ARN-509 Clinical Program
ARN-509 is a novel 2nd Generation anti-androgen that is targeted to treat castration resistant prostate cancers where 1st generation anti-androgens fail.
Prostate cancer is the second most common cause of cancer death in men in the US. Approximately one in every six American men will be diagnosed with the disease during his lifetime and approximately 29,000 men die annually from the disease in the US. Treatment aimed at eradicating the tumor, typically surgery or radiation, is unsuccessful in 30% of men, who develop recurrent disease that usually manifest first as a rise in plasma prostate-specific antigen (PSA), followed by spread to distant sites.
Because prostate cancer cells depend on the androgen receptor (AR) for their proliferation and survival, men with prostate cancer are treated with agents that block the production of testosterone (eg, GnRH agonists), alone or in combination with anti-androgens (eg, bicalutamide), which antagonize the effect of any residual testosterone. The approach is effective as evidenced by a drop in PSA and the regression of visible tumors. Eventually, however, this is followed by regrowth referred to as castration-resistant prostate cancer (CRPC), to which most patients eventually succumb.
Studies by Aragon founder and advisor Charles Sawyers (MSKCC) have demonstrated that CRPC continues to depend on AR signaling and that a key mechanism of castration resistance is elevated AR levels. Sawyers, in collaboration with Michael Jung (UCLA; Aragon founder), devised a screen for compounds with anti-androgenic activity in CRPC, using prostate cancer cells rendered castration resistant via AR over-expression. The Sawyers and Jung screen yielded the fully-optimized compound ARN-509, Aragon’s lead drug candidate, which exhibits robust activity in mouse models of CRPC.

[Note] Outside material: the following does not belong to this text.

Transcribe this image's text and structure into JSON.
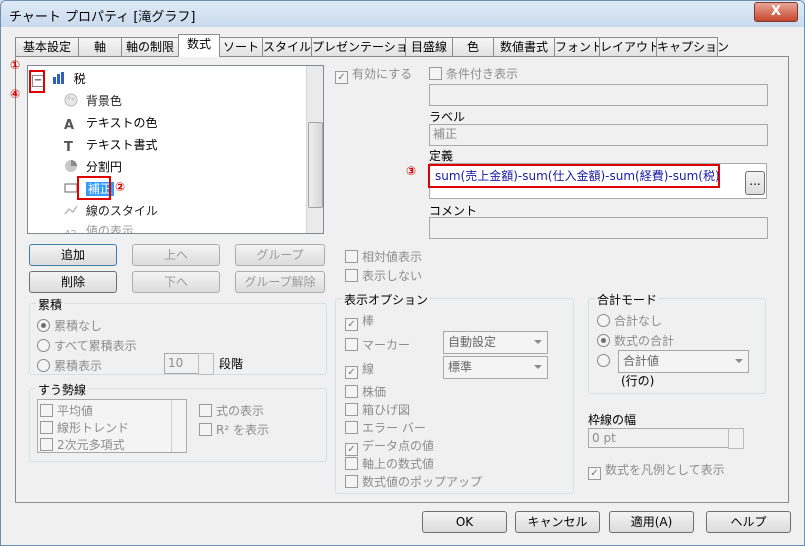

ARN-509 is unique in its action in that it inhibits both AR nuclear translocation and AR binding to androgen response elements in DNA. Importantly, and in contrast to the first-generation anti-androgen bicalutamide, it exhibits no agonist activity in prostate cancer cells that over-express AR. ARN-509 is easily synthesized, and its oral bioavailability and long half-life allow for once-daily oral dosing. In addition, its excellent preclinical safety profile makes it well suited as either a mono- or a combination therapy across the entire spectrum of prostate cancer disease states.
ARN-509 is currently in the Phase II portion of a Phase I/II clinical trial being conducted at Memorial Sloan-Kettering Cancer Center in New York as well as 15 other institutions across the US. The open-label, study will determine the anti-tumor activity, safety and tolerability in patients with advanced castration-resistant prostate cancer.